Over the past week, the picture has grown ever more clear: Unless things change in a big way by Nov. 3—or whenever enough votes are counted to make it clear— Republicans are going to have a very bad night. The biggest question is, just how bad.
The GOP scoring the net gain of 17 seats needed to regain control of the House is now pretty much a lost cause; indeed, it is unclear whether they will net any seats at all on the heels of losing 40 seats two years ago. In the Senate, Democrats have one seat in very deep trouble and another potentially in trouble, but Republicans have five seats in deep trouble, five more in trouble, and three more they need to be concerned about. Then there is the presidential race, which just looks worse and worse for Republicans.
President Trump’s national job-approval ratings continue to decline. Just 42 percent approved (54 percent disapproved) in the Monmouth University poll released on Tuesday. The approval number was the same in Quinnipiac University’s poll from two weeks earlier, with 53 percent disapproving. One point higher in approval was the Fox News poll with 44 percent approving and 54 percent disapproving, while the ABC News/Washington Post poll came in still 1 point higher, with 45 percent approving and 53 percent disapproving. Add it all up, and the RealClearPolitics average of national polls Thursday evening gave Trump a 43 percent approval against 54 percent disapproval, his lowest marks since early November.
These ratings are not so low as to be in the dead-meat category: Trump’s approval remains higher than those of Jimmy Carter or George H.W. Bush, the two post-World War II elected incumbents who lost second-term bids, at this point in their presidencies. Then again, his rating is lower than those of the six presidents who were reelected.
Trump also trails Joe Biden by between 5 and 11 points in the last four major national polls. The narrowest spread came in the ABC/Post survey, where the former vice president pulled 51 percent among registered voters who said they were certain to vote, against 46 percent who backed Trump. Biden’s lead among all registered voters was 10 points, 53 to 43 percent.
Two polls of registered voters put Biden’s lead at 11 points—both a more recent Monmouth survey (52 to 41 percent) and Quinnipiac (50 to 39 percent). The Fox survey split the difference with an 8-point Biden advantage, 48 to 40 percent. The RealClearPolitics average shows Biden up by 7.2 percentage points.

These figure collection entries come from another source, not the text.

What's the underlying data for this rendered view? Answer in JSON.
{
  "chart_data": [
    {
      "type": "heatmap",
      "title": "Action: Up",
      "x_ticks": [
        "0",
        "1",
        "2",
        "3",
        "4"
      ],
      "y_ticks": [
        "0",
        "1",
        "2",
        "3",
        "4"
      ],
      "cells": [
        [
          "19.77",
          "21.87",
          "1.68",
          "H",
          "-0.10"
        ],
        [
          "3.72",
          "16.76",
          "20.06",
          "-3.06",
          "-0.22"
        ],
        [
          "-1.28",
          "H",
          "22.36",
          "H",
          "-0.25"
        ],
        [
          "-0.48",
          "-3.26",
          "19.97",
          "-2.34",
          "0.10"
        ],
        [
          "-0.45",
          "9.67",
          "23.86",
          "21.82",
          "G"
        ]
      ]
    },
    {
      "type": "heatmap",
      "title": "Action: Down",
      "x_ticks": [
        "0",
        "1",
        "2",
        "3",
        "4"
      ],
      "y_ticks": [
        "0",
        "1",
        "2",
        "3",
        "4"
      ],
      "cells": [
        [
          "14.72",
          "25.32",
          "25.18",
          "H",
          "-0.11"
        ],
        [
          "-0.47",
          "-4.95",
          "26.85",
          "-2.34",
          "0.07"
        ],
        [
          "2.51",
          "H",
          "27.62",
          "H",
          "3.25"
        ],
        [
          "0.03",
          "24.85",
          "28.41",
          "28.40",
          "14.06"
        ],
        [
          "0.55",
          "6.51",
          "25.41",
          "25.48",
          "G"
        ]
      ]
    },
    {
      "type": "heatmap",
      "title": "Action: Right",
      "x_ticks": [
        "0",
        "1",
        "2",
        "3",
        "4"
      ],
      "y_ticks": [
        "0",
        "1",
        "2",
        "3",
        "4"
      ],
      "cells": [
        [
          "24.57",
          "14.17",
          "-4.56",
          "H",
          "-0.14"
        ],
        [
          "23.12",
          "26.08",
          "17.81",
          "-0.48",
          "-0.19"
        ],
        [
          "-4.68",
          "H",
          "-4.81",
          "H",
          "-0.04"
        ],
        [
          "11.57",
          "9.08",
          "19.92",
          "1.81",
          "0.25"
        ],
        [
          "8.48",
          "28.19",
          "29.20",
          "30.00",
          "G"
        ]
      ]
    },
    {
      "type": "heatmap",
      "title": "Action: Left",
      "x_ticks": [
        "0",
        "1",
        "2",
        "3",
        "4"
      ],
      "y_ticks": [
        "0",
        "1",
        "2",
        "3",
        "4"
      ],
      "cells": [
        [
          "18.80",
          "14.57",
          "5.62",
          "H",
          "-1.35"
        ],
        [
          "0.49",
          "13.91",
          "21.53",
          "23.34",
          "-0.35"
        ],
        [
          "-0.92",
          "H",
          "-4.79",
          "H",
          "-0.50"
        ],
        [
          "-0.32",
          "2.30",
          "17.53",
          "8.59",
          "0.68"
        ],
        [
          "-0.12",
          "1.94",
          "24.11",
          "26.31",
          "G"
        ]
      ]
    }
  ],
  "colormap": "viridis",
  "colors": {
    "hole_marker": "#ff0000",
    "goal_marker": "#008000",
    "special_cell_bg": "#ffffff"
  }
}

Assuming the narrower end of the spread, a 5-point popular-vote margin is wider than four out of the last five presidential elections, the exception being President Obama’s 53 to 46 percent win over John McCain in 2008. An 11-point margin, however, would be the widest since Ronald Reagan’s 18-point win over Walter Mondale in 1984.
The point of this is absolutely not to suggest that Biden will win this election in a landslide. Nevertheless, in this period of increasing partisanship and tribalism, with the proportion of voters who believe that Trump can do little if anything wrong in the mid-to-high 30s and those who believe he can do little if anything right in the low-to-mid 40s, the days of 49-state landslides and 61 percent popular-vote wins are long gone. Leads are unlikely to get much larger than this.
To put it differently, Biden may win most of the undecided votes (they do tend to break away from incumbents), but Trump’s base isn’t going anywhere. If they have stuck with him this long, they are unlikely to abandon him now.
Trump has a pitch-perfect ear for his base; he knows and understands them, what motivates them, what riles them up. Despite his wealthy New York City upbringing, he’s developed a connection with working-class whites in small-town and rural America, especially in the Deep South and the Heartland. But he also seems tone deaf in terms of understanding those outside his base. He doesn’t understand them and doesn’t seem to want to learn or try. This political tin ear explains why he trails Biden in the Fox survey among whites with a college degree by 4 points (47 to 43 percent), white women with college degrees by 21 points (56 to 35 percent), suburban voters by 16 points (52 to 36 percent), and suburban women by 28 points (57 to 29 percent). Not long ago, all four of these groups would have been considered part of the Republican base. Trump’s political instincts have always run more glandular than cerebral, but it finally seems to be catching up with him.
Can Democrats blow this? Heck, yes. Democrats have proven to be a bit hard of hearing as well. They convinced themselves that they had silver bullets in the form of Trump’s Russian connections, emoluments, and a myriad of other charges that culminated with impeachment. That didn’t work out so well, but thankfully for them, our rapid-fire news cycle has put impeachment well back in the rearview mirror.
If Joe Biden wins in November, it will certainly not because he had a “revolutionary” agenda. In fact, that is one of the surest ways he could lose. He won the nomination because he was not Bernie Sanders, and if he wins the general election, it will be because he is not Donald Trump.